Immediately Julie and Laurent connected the situation in Kashmir to a wider political and historical milieu that drew in Tibet, Palestine, and other smaller countries along the Himalayan region bordering both India and China, including Nepal. “Do India and Pakistan want Kashmir because of resources?” Julie asked. Of course Kashmir’s resources played a part in the conflict, but there were also more enduring and complicated interests that were rooted in national egos, the ownership of territory, and the formation of identities.

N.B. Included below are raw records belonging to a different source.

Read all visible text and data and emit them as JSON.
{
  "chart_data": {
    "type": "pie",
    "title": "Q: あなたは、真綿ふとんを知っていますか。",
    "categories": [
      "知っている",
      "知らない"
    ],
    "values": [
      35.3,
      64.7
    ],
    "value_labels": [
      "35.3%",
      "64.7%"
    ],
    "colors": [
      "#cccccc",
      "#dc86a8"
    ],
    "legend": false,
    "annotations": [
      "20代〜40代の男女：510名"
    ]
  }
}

“Eventually,” Laurent said, “these things move beyond ‘resources’ to a point where no one wants to let go, regardless of the consequences. Did you know China exports out-dated cans of food to Nepal? They just don’t care.”
Julie and Laurent drew parallels between China’s occupation of Tibet and Israel’s occupation of Palestine; both have encouraged their citizens to ‘settle’ onto land in order to claim it as their own. Julie expected that India must be trying to settle Kashmir in a similar kind of way. Despite the legal state of lawlessness that characterises the state of affairs in Kashmir, Article 370 forbids the Indian parliament from making any law in contravention to the state subject laws of J&K instituted by the Dogra rulers during the 1920s. This prohibits people from outside Kashmir owning property in Kashmir, and despite the military occupying large areas of Kashmir with their barracks, at the level of civilians Kashmir is still very much inhabited by Kashmiris.
In 2010, India recalled all world maps produced in China because they had depicted Kashmir as an autonomous region. (In 2016, the Indian parliament passed a law slapping a huge fine and imprisonment on anybody whose depiction of the map of India in any medium deviated from the official version.) “I lived in the United Arab Emirates when I was a kid.” Laurent said, “All my family’s maps had any mention of Israel blotted out with a white mark by government officials. Our encyclopaedias had every mention of Israel cut out, page by page.” It is amazing what lengths anxious and obsessive nation states will go to. Imagine a room filled with fragments of Israel—words, pictures, titles, indexes, essays, and maps. Or a warehouse filled with thousands of Chinese manufactured globes hoarded on the outskirts of an Indian city. I wonder what the Nazis did to Jewish histories, and what Israel does to Palestinian histories in their books today?
Kashmir has suffered immensely from the twentieth century project of nation-making. Through this violence Kashmir captures the imagination of so many because it presents the opportunity, or rather it demands, that we start thinking beyond the nation-state into new possibilities of political self-determination. Kashmir presents the possibility of hope turning real, an ideal of freedom in the making.